Так ли, иначе перебравшись из-за Байкала на большую дорогу, рысаки устремляются в Россию. Здесь надобно заметить, что путешествуют эти личности весьма скромно. Чаще выпрашивают подаяние, чем требуют. Конечно, бывает всякое, и в семье не без урода. Придет с пяток таких лихих людей на охотничью заимку – и пустить страшно, и отказать тревожно. Или душегубство случится, или подпалят дом с досады. Впрочем, случаи такие редки: зверопромышленники местные все друг с другом сообщаются, и обидчиков далее будут уже встречать в ружье да в рогатину.

Сам же сибирский рысак идет безо всякого оружия, разве что с ножиком для хозяйственных нужд. На плечах болтается худой мешочек, в нем всего хозяйства, что латки на одежду и на обувь. Не глядя на мороз, бежит наш изгнанник совсем налегке, по-летнему – в штанцах холщовых, в кургузом полукафтанье, на ногах опорки, которые и обувью-то назвать неловко. На голове шапка, верно, подобранная где по дороге.

Годами может рысак скитаться по тайге, вечно пребывая в страхе – от диких ли зверей, от мороза, голода, от озлившегося зверолова, да и от всякого вообще человека, который может прихватить ослабелого беглеца и передать на руки начальству. Так и бежит он год, а то и другой, без всякой надежды, без цели, без смысла – лишь бы бежать на свободе, которая, пусть и голодная да холодная, ему все же слаще неволи.

Разве что один на тысячу выберется из Сибири в Россию. И уж здесь без смертоубийства не обходится. Встретит рысак путника, сядет с ним у костра, всю подноготную у него выспросит – что за человек, и женат ли, и про детей, про родню – а после задушит. Тело припрячет, паспорт заберет, и пойдет гулять по России, сторонясь тех мест, где обитают родные убиенного. Рассказывали мне и такой случай. Прибился рысак к крестьянскому двору, и так по сердцу пришелся хозяевам, что те ему купили у волостного писаря билет умершего поселенца, по которому бывший рысак и жил несколько лет. Покуда при какой-то ревизии не оказался беглец согласно документам двухсот пятидесяти лет от роду – выходит, под именем умершего числилось по книгам уже едва ли не пятое по счету лицо.

Но обыкновенно рысаки так и скитаются по Сибири, опасаясь забредать в села, кормясь летом травой, а зимою древесной корой. И все же в сибирских деревнях есть обычай на ночь выставлять за окно молоко, хлеб, а иногда и мясо для несчастных – вдруг да забредет неприкаянная душа, а Господь велит голодным пищу давать.

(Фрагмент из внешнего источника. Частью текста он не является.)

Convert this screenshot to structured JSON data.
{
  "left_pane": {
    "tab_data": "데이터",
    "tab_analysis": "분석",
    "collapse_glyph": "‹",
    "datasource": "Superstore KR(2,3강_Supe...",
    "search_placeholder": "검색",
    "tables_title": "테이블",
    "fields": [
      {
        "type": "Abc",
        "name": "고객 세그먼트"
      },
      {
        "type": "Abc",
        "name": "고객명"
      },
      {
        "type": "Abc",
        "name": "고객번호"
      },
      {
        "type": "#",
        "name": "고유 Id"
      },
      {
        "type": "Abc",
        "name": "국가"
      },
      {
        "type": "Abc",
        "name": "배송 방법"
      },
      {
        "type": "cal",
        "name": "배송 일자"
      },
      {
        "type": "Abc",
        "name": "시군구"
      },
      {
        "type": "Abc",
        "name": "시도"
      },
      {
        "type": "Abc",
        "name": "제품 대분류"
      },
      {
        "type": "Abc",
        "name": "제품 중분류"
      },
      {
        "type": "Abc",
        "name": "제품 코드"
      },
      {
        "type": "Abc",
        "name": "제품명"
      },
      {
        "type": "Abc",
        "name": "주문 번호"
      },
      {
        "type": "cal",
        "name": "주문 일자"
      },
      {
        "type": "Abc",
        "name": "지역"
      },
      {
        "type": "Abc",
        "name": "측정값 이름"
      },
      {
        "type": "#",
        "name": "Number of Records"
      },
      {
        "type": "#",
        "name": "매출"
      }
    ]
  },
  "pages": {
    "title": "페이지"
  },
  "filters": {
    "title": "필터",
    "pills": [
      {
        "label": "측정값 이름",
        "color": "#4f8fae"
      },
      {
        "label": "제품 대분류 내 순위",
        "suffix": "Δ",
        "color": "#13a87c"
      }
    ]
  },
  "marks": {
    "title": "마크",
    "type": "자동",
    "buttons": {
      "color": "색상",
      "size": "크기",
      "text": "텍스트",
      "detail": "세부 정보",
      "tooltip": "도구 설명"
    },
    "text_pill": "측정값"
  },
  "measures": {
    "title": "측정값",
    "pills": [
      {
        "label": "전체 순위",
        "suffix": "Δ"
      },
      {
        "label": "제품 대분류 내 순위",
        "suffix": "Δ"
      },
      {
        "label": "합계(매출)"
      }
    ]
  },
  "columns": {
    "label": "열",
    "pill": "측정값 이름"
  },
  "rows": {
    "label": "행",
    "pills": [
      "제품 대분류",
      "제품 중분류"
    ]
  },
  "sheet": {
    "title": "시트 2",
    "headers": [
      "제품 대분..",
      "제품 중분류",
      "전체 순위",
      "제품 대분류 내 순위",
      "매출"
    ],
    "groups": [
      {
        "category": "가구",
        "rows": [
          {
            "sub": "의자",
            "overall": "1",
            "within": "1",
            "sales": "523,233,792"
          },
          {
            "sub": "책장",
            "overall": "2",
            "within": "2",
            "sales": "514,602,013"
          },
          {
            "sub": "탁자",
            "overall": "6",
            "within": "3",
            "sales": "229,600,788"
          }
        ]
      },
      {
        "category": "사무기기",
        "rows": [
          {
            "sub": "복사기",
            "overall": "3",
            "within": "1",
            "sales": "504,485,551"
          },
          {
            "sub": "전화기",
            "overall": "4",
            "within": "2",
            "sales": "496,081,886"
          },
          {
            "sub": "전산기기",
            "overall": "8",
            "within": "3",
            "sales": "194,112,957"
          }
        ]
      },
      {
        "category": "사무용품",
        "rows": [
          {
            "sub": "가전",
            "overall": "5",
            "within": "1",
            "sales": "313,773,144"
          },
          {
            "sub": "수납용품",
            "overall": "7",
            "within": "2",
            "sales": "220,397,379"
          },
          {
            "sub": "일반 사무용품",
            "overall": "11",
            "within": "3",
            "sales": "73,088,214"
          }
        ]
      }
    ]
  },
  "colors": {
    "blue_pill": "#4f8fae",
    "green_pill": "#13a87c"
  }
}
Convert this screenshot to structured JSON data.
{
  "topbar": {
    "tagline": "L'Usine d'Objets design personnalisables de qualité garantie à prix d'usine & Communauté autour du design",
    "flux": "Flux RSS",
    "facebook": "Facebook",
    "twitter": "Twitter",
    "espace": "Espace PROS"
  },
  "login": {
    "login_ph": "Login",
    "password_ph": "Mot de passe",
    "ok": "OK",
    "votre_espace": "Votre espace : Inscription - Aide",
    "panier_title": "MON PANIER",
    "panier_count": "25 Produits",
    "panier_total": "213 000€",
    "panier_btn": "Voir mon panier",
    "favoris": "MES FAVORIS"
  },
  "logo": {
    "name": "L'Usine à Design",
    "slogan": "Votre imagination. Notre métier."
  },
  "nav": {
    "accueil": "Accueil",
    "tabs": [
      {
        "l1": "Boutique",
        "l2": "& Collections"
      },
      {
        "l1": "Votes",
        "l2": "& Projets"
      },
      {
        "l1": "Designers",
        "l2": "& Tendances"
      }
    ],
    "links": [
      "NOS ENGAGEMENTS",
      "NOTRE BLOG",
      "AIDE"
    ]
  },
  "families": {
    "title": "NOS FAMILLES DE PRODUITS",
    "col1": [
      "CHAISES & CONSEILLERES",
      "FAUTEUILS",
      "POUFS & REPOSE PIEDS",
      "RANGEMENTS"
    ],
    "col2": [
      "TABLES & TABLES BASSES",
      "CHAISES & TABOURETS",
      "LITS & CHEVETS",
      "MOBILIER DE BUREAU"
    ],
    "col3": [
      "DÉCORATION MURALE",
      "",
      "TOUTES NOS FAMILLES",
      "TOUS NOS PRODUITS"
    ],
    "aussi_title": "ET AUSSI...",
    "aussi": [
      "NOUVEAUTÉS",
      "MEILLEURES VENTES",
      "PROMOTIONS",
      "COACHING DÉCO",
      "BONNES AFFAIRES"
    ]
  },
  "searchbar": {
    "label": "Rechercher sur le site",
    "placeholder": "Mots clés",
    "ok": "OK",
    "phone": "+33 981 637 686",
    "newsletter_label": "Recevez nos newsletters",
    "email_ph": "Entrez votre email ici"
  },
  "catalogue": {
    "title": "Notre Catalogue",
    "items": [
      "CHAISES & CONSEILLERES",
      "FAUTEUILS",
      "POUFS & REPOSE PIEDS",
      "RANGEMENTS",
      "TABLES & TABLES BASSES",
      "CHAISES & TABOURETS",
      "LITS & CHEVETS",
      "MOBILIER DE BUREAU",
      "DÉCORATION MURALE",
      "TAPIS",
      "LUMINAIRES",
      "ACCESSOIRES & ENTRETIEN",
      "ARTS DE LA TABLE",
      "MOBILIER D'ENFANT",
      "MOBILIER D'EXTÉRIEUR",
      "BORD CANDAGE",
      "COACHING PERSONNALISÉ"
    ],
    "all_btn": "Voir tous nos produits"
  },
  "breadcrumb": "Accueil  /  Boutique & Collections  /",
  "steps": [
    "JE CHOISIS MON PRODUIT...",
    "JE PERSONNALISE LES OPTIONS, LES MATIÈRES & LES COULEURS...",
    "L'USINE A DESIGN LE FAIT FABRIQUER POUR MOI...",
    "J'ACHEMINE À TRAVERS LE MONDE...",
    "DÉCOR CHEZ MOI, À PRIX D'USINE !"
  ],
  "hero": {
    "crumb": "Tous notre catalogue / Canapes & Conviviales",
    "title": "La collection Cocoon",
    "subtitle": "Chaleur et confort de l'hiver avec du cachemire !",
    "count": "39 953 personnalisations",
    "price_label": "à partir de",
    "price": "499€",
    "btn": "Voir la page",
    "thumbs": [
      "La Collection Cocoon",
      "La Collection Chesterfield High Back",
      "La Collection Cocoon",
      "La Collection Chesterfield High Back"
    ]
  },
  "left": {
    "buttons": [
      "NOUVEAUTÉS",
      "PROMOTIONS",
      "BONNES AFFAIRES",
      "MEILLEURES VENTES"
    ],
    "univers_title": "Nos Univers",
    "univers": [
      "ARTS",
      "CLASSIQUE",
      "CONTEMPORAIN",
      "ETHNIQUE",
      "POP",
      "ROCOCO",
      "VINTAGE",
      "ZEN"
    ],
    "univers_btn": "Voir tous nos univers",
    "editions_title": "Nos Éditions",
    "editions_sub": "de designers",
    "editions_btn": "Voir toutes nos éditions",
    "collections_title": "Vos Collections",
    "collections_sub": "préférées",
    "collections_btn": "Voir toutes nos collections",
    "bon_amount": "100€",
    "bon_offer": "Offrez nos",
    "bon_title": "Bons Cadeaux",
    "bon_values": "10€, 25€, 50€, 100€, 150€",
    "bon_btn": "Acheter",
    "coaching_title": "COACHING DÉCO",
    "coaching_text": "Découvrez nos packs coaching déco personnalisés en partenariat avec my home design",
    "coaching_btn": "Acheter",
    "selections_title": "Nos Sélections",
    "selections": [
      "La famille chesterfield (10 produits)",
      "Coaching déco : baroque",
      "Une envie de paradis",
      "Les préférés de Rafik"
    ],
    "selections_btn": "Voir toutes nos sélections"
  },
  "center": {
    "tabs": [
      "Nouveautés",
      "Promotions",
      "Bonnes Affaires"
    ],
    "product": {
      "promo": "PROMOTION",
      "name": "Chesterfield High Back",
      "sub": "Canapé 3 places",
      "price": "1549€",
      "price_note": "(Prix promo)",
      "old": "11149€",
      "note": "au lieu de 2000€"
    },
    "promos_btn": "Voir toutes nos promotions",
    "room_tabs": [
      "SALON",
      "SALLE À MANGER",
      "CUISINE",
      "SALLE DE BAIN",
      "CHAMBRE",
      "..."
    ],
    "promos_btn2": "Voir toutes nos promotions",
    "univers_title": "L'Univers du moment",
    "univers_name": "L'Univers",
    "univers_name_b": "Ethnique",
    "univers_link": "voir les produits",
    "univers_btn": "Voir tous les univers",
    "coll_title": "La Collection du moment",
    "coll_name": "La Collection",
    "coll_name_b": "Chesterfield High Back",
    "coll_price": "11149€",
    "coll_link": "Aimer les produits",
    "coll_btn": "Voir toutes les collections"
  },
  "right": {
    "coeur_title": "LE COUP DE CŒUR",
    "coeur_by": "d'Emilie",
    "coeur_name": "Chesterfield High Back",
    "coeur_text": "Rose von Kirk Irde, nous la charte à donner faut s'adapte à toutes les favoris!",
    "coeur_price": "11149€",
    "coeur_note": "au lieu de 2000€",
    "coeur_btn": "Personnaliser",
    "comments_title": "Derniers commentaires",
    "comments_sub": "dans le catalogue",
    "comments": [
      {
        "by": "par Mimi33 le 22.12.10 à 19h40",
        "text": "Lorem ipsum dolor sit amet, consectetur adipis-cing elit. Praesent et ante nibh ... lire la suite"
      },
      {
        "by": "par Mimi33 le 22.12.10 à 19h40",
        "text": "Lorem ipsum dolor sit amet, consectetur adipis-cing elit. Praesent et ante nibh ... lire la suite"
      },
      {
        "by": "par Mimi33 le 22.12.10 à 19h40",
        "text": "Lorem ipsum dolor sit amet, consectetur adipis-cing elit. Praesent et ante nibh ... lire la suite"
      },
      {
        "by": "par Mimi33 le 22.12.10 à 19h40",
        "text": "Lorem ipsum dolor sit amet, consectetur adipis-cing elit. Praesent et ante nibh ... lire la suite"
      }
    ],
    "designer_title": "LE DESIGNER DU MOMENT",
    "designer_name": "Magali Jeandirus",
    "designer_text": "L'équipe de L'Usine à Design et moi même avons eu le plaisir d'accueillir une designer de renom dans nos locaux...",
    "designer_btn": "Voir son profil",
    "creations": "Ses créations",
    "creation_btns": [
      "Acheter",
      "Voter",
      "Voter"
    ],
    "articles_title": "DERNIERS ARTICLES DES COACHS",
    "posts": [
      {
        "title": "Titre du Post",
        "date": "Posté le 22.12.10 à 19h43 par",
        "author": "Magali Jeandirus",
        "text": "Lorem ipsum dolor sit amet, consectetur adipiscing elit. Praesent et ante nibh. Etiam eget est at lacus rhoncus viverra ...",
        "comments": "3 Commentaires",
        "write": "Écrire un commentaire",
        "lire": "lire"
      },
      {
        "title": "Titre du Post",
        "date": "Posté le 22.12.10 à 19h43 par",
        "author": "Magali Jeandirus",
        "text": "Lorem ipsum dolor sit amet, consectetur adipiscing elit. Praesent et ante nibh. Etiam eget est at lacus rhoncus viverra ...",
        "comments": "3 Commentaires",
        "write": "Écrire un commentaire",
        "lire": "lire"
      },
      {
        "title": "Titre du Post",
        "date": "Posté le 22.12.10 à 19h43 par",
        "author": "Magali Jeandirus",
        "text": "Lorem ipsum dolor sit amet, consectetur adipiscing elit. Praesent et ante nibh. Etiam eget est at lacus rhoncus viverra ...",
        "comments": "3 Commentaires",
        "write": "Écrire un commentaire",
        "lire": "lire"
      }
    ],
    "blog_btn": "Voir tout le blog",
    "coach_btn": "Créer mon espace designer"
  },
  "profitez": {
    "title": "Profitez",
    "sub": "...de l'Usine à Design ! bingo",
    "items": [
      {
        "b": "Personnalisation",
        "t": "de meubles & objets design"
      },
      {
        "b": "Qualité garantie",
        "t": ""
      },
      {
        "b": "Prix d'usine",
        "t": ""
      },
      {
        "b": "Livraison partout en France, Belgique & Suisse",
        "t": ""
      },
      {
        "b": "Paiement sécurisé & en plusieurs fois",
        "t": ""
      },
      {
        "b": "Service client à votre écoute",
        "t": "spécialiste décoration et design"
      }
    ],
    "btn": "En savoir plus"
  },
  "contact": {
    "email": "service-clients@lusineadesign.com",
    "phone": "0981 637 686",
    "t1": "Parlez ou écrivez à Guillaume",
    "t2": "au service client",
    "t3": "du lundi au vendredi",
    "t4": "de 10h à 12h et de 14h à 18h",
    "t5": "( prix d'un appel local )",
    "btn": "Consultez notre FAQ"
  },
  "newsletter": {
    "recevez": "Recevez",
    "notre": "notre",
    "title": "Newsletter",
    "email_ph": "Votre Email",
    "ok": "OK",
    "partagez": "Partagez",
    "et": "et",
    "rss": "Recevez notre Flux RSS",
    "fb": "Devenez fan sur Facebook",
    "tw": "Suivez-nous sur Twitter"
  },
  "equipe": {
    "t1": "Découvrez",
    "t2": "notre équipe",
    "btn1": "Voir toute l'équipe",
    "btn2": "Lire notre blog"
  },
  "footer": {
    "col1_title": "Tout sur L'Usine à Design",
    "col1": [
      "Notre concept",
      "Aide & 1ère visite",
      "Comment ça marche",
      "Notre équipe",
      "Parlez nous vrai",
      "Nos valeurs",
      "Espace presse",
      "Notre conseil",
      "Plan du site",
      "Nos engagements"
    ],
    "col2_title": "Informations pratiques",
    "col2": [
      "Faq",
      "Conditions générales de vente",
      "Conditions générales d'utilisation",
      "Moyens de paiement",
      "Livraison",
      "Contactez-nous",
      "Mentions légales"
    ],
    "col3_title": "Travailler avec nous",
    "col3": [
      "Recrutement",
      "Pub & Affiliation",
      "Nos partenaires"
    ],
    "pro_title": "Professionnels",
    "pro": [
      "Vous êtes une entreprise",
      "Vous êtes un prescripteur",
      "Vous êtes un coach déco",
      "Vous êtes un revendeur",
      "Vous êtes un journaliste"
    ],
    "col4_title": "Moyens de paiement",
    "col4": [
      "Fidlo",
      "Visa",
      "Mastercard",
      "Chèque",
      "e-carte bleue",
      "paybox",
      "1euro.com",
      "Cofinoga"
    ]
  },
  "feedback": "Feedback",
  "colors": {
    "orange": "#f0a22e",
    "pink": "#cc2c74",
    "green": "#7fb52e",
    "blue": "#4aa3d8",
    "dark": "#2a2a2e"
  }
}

Конечно, ловят этих рысаков и водворяют обратно на прииски, наказав в назидание кнутом. Но они, как оправятся, снова бегут – кто от скуки, кто от злости, а кто и от мечты хотя бы одним глазком поглядеть на родную землю.

Такие вот людские беды держит на себе сибирская земля. Вроде бы и преступники, но ведь и души христианские, как их не пожалеть. Впрочем, встреться я с таким злодеем на пустом тракте, может, и растерял бы большую толику сентиментальных переживаний.

Засим остаюсь взгрустнувшим странником, Вашим преданным П***

Письмо 6. Анабасис штабс-фурьера, или В поисках окраинной красоты

Доброго Вам дня, свет мой Лизанька!

Вот и достиг я Иркутска. Город это весьма интересен, хотя и суров с виду, как сурова и неприютна окружающая его сибирская природа. Однако напрасно вы теперь ожидаете от меня подробного рассказа об Иркутске. О нем куда больше и занимательнее написано в ежегоднике, что я имел случай поднести Вам на день Ангела. Однако льщу себе надеждой, что сумею позабавить мою единственную читательницу. Ибо не мною замечено, что незначительная примета местности, далекий шепот или даже аромат способны вызвать в не чурающемся наук разуме целую цепь будто бы давно почивших мыслей и суждений. Так и случилось со мною, когда я передавал подорожную на заставе города Иркутска. Невесть почему всплыла у меня в ту минуту в мыслях фамилия Шахтуров. Немало истерзавши память, я лишь в гостинице понял, что заставило меня прошептать это имя.